La Chine, prêteur en dernier ressort

En théorie, l’influence chinoise pourrait s’étendre rapidement si la Tunisie fait défaut sur sa dette publique ou s’effondre économiquement. Comme en témoignent certains pays d’Afrique subsaharienne, Pékin a parfois utilisé sa position de prêteur en dernier ressort pour gagner en influence au niveau local. Cependant, des études montrent que la plupart de ces renflouements massifs ont eu lieu dans des pays où la Chine est déjà fortement investie, ce qui n’est pas le cas de la Tunisie. En outre, Pékin a publiquement exhorté le gouvernement tunisien à travailler avec le FMI pour obtenir un prêt qui est en attente depuis octobre, ce qui suggère qu’il préfère ne pas agir en tant que prêteur d’urgence dans ce cas.

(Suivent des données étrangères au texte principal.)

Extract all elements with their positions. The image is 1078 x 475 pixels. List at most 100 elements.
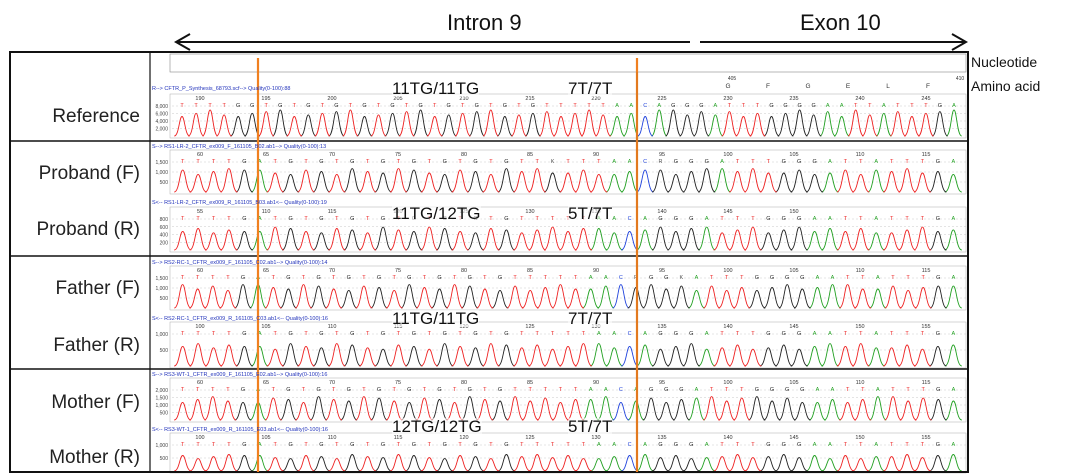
base-call: G — [936, 159, 940, 165]
genotype-t-mother: 5T/7T — [568, 417, 613, 436]
exon-10-label: Exon 10 — [800, 10, 881, 35]
base-call: A — [714, 103, 718, 109]
amino-acid-position: 405 — [728, 76, 737, 82]
panel-border — [169, 149, 967, 195]
base-call: T — [921, 331, 925, 337]
position-number: 115 — [922, 268, 931, 274]
base-call: T — [559, 275, 563, 281]
position-number: 130 — [591, 435, 600, 441]
base-call: A — [695, 387, 699, 393]
position-number: 135 — [657, 324, 666, 330]
base-call: A — [612, 442, 616, 448]
base-call: T — [423, 275, 427, 281]
position-number: 120 — [459, 435, 468, 441]
position-number: 105 — [261, 435, 270, 441]
base-call: T — [196, 331, 200, 337]
base-call: T — [513, 275, 517, 281]
base-call: T — [212, 442, 216, 448]
base-call: T — [293, 103, 297, 109]
base-call: G — [447, 103, 451, 109]
y-tick-label: 8,000 — [155, 104, 168, 110]
chromatogram-panel-mother_r: 1,000 500 100 105 110 115 120 125 130 135 140 145 15… — [155, 432, 967, 474]
base-call: T — [551, 216, 555, 222]
base-call: A — [643, 442, 647, 448]
base-call: T — [397, 159, 401, 165]
y-tick-label: 500 — [160, 296, 169, 302]
trace-peaks-a — [251, 343, 962, 367]
genotype-tg-proband: 11TG/12TG — [392, 204, 481, 223]
trace-peaks-c — [612, 401, 630, 421]
position-number: 125 — [525, 324, 534, 330]
position-number: 75 — [395, 268, 401, 274]
base-call: T — [362, 275, 366, 281]
position-number: 80 — [461, 268, 467, 274]
base-call: G — [350, 331, 354, 337]
position-number: 100 — [723, 380, 732, 386]
base-call: A — [612, 216, 616, 222]
position-number: 65 — [263, 268, 269, 274]
base-call: G — [288, 331, 292, 337]
y-tick-label: 2,000 — [155, 388, 168, 394]
base-call: G — [770, 387, 774, 393]
trace-peaks-c — [636, 169, 654, 193]
base-call: T — [458, 159, 462, 165]
base-call: A — [828, 331, 832, 337]
position-number: 110 — [328, 435, 337, 441]
base-call: G — [674, 216, 678, 222]
genotype-t-reference: 7T/7T — [568, 79, 613, 98]
y-tick-label: 800 — [160, 217, 169, 223]
base-call: G — [319, 159, 323, 165]
base-call: A — [705, 216, 709, 222]
base-call: T — [180, 103, 184, 109]
base-call: G — [658, 331, 662, 337]
position-number: 75 — [395, 380, 401, 386]
base-call: G — [350, 159, 354, 165]
base-call: T — [587, 103, 591, 109]
trace-peaks-c — [637, 116, 654, 137]
base-call: A — [628, 159, 632, 165]
nucleotide-ruler — [169, 53, 967, 73]
position-number: 245 — [921, 96, 930, 102]
base-call: G — [437, 275, 441, 281]
base-call: T — [196, 159, 200, 165]
position-number: 145 — [789, 324, 798, 330]
base-call: T — [890, 159, 894, 165]
base-call: T — [212, 216, 216, 222]
trace-header-mother-f: S--> RS3-WT-1_CFTR_ex009_F_161105_E02.ab… — [152, 372, 328, 378]
base-call: A — [258, 331, 262, 337]
position-number: 130 — [591, 324, 600, 330]
base-call: G — [664, 387, 668, 393]
position-number: 105 — [261, 324, 270, 330]
base-call: G — [407, 275, 411, 281]
base-call: G — [769, 103, 773, 109]
position-number: 60 — [197, 380, 203, 386]
position-number: 85 — [527, 268, 533, 274]
base-call: A — [828, 159, 832, 165]
base-call: T — [529, 387, 533, 393]
position-number: 145 — [789, 435, 798, 441]
genotype-tg-mother: 12TG/12TG — [392, 417, 482, 436]
base-call: T — [489, 216, 493, 222]
base-call: G — [936, 275, 940, 281]
base-call: T — [905, 159, 909, 165]
base-call: T — [736, 159, 740, 165]
trace-peaks-t — [173, 284, 932, 309]
base-call: T — [601, 103, 605, 109]
base-call: T — [265, 103, 269, 109]
base-call: G — [797, 442, 801, 448]
trace-header-reference: R--> CFTR_P_Synthesis_68793.scf--> Quali… — [152, 86, 291, 92]
base-call: A — [258, 216, 262, 222]
base-call: T — [181, 331, 185, 337]
base-call: T — [861, 387, 865, 393]
base-call: G — [938, 103, 942, 109]
base-call: T — [535, 216, 539, 222]
base-call: G — [418, 103, 422, 109]
base-call: T — [921, 442, 925, 448]
base-call: G — [334, 103, 338, 109]
base-call: T — [574, 275, 578, 281]
position-number: 190 — [195, 96, 204, 102]
base-call: T — [304, 216, 308, 222]
position-number: 205 — [393, 96, 402, 102]
outer-frame — [9, 51, 969, 473]
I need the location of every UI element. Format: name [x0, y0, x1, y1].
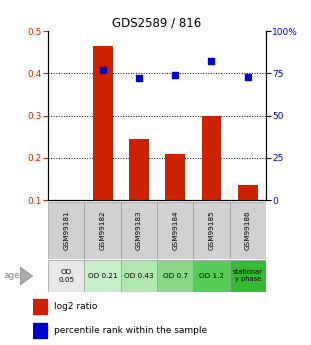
Text: OD 0.21: OD 0.21 [88, 273, 118, 279]
Polygon shape [20, 267, 33, 285]
Text: OD
0.05: OD 0.05 [58, 269, 74, 283]
Text: log2 ratio: log2 ratio [53, 302, 97, 311]
Bar [202, 116, 221, 200]
Text: OD 0.7: OD 0.7 [163, 273, 188, 279]
Text: age: age [3, 272, 20, 280]
Text: OD 1.2: OD 1.2 [199, 273, 224, 279]
Point [100, 67, 105, 73]
Bar [121, 260, 157, 292]
Text: GSM99186: GSM99186 [245, 210, 251, 250]
Point [173, 72, 178, 78]
Text: GSM99183: GSM99183 [136, 210, 142, 250]
Point [245, 74, 250, 79]
Point [137, 76, 142, 81]
Bar [121, 202, 157, 259]
Point [209, 59, 214, 64]
Bar [193, 260, 230, 292]
Bar [33, 323, 47, 338]
Bar [48, 260, 85, 292]
Bar [85, 202, 121, 259]
Text: GSM99184: GSM99184 [172, 210, 178, 250]
Bar [230, 260, 266, 292]
Bar [129, 139, 149, 200]
Text: GSM99182: GSM99182 [100, 210, 106, 250]
Bar [93, 46, 113, 200]
Bar [33, 299, 47, 314]
Bar [157, 260, 193, 292]
Bar [238, 185, 258, 200]
Bar [48, 202, 85, 259]
Bar [193, 202, 230, 259]
Bar [165, 154, 185, 200]
Text: GSM99185: GSM99185 [208, 210, 215, 250]
Text: GSM99181: GSM99181 [63, 210, 69, 250]
Bar [157, 202, 193, 259]
Bar [230, 202, 266, 259]
Text: percentile rank within the sample: percentile rank within the sample [53, 326, 207, 335]
Text: stationar
y phase: stationar y phase [233, 269, 263, 283]
Bar [85, 260, 121, 292]
Title: GDS2589 / 816: GDS2589 / 816 [113, 17, 202, 30]
Text: OD 0.43: OD 0.43 [124, 273, 154, 279]
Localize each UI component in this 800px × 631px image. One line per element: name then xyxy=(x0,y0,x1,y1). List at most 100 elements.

Les États-Unis sont un partenaire de longue date de la Tunisie et peuvent donc contribuer à son développement en continuant à se concentrer sur le rétablissement de la démocratie et de la stabilité économique à long terme, estime le groupe de réflexion. Comme le montre l’offre 5G d’Ericsson, l’un des meilleurs moyens pour les États-Unis et l’Europe de concurrencer la Chine est d’offrir des alternatives dans les secteurs où les incursions de Pékin sont les plus problématiques. Dans d’autres cas, les acteurs occidentaux devraient essayer de compléter les investissements chinois et se concentrer sur des secteurs dans lesquels ils sont plus compétitifs, comme le secteur des services.